Esistono metodi che permettono di ridurre ansia, dolore e portare il paziente ad uno stato di rilassamento senza far intervenire i classici farmaci più o meno potenti?
La risposta, in base alla mia esperienza pratica, è sì. Uno di questi sistemi, che mi affascina fin dai primi tempi della mia carriera professionale, è l’auricoloterapia. Complice il vecchio regime di studi universitari che, fino a qualche decennio fa, richiedeva di studiare medicina prima di specializzarsi in odontoiatria, ho avuto modo di sviluppare un profondo interesse per l’approccio olistico nella cura.
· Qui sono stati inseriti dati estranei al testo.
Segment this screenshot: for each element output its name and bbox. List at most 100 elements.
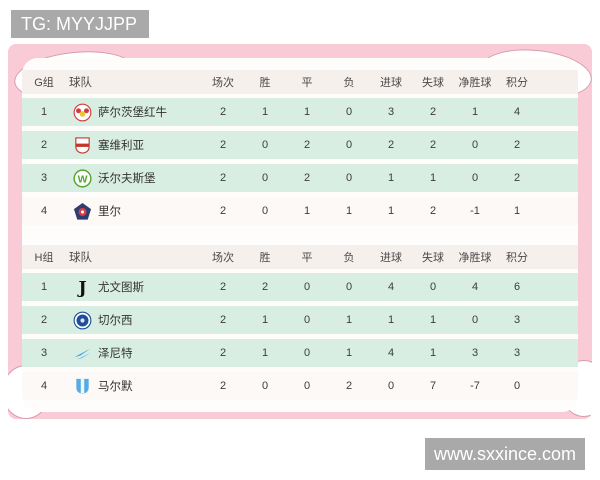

Per olismo intendo il guardare il paziente in maniera globale, ricercando l’origine del suo malessere non per forza nel nostro ambito di specializzazione – nel mio caso la bocca – ma andando a guardare oltre, per individuare le cause – e le soluzioni – più adatte al suo caso.
Per raggiungere le origini dell’auricoloterapia bisogna muovere da molto lontano. Già gli egiziani, i cinesi e i greci avevano individuato più di duemila anni fa nell’orecchio un organo riflessogeno, a cui erano collegate altre parti del corpo. Da questo rapporto derivava il fatto che, agendo su di esso, si potevano ottenere reazioni benefiche in queste ultime.
Lo studio moderno di questa tecnica risale al medico francese Paul Nogier, di Lione, che nel 1951 si accorse che diversi suoi pazienti affetti da tempo da sciatica e lombalgia, vedevano sparire del tutto il dolore alla schiena dopo una piccola bruciatura all’orecchio, secondo un metodo di cura empirico praticato da secoli in Corsica.
Affascinato dalla scoperta, la studiò e analizzò per diversi anni, fino alla pubblicazione di un manuale completo nel 1956, che divenne una vera e propria mappa corporea di patologie e riflesso-terapie a partenza nell’orecchio.
Nel caso dell’odontoiatria, le sue tecniche risultano molto utili in diversi momenti delle cure dentali. Innanzitutto è importante l’effetto antidolorifico dopo gli interventi complessi di chirurgia orale, oltre che ridurre in grande misura l’ansia in fase pre, durante e post intervento.
In alcuni casi, soprattutto per la piccola chirurgia, può risultare un perfetto analgesico, evitando quindi l’utilizzo della classica anestesia. In genere il suo effetto è rilassante e rasserenante, cosa che ci permette di utilizzarlo quando interveniamo con manipolazioni dell’ATM, ovvero quell’articolazione temporo-mandibolare che causa spesso dolori e disagi nei pazienti gnatologici.
Ho constatato con i miei occhi gli effetti sui pazienti ansiosi, spaventati alla sola idea di accomodarsi sulla poltroncina del dentista. Nel loro caso l’effetto ansiolitico, prodotto dal posizionamento nella corretta zona del padiglione auricolare di un minuscolo magnete o seme di vaccaria, oppure un piccolissimo ago, si rivela estremamente efficace.
Ovviamente questo approccio non sostituisce mai la tecnica scientifica moderna, ma si accompagna ad essa, supportando l’alta professionalità clinica che il dentista deve sempre mettere in campo, curando con attenzione e fino al minimo dettaglio ogni aspetto della sua preparazione.